The head of the Quad Cities Chamber of Commerce is making it clear, Davenport businesses want the city to take quick action on long term flood protection.
At Monday's second meeting of the Davenport Flood Task Force, chamber President and CEO, Paul Rumler, urged the group to develop a plan to permanently protect all of Davenport's riverfront.
Rumler used Cedar Rapids and Coralville as examples of cities that took action to protect areas that were inundated by floodwater in 2008. He says Davenport's downtown is touted as a "beacon of progress," and that it's critical to protect the city's and business community's investments from flooding for economic growth to continue.
At Monday's meeting, the group heard presentations from the Corps of Engineers about why the temporary flood wall failed.
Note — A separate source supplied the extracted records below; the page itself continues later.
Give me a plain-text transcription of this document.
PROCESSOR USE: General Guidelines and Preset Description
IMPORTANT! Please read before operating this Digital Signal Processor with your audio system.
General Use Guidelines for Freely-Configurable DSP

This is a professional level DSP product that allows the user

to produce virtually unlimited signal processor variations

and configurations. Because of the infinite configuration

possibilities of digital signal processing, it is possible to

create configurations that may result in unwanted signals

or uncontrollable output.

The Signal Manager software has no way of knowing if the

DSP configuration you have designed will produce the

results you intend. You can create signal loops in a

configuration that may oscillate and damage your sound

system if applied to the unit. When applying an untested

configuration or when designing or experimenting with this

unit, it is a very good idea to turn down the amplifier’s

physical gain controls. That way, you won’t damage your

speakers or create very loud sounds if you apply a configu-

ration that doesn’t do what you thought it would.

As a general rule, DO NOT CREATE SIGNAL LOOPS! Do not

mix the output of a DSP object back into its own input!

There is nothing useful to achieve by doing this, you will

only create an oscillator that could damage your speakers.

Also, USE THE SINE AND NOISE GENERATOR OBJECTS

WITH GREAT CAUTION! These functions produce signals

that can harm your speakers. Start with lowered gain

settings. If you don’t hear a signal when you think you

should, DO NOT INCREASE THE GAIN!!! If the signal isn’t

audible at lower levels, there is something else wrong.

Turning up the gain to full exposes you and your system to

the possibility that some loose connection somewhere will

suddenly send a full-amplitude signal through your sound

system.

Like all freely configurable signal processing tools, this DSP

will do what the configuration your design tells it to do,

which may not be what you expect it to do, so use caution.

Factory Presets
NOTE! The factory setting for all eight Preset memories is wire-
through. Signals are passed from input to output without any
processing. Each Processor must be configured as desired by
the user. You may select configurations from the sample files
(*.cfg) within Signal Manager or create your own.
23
The Quad Cities National Weather Service also told members what led to the record flood on the Mississippi River this year, along with long term trends pointing to more and higher floods in the future.
At the first meeting of Davenport's Flood Task Force, members formed small groups to prioritize what they want to protect from high water. The top tier mainly includes infrastructure such as the Water Pollution Control Plant, access to bridges, River Drive, the post office, and utilities. The second tier includes streets, the baseball stadium, west end businesses, and the Freight House. And the third tier features parks, River's Edge, boat docks, the Skybridge, Credit Island, and other recreational amenities.
One of the break-out groups decided not to prioritize what should be protected, saying the entire nine miles of Davenport riverfront should be protected.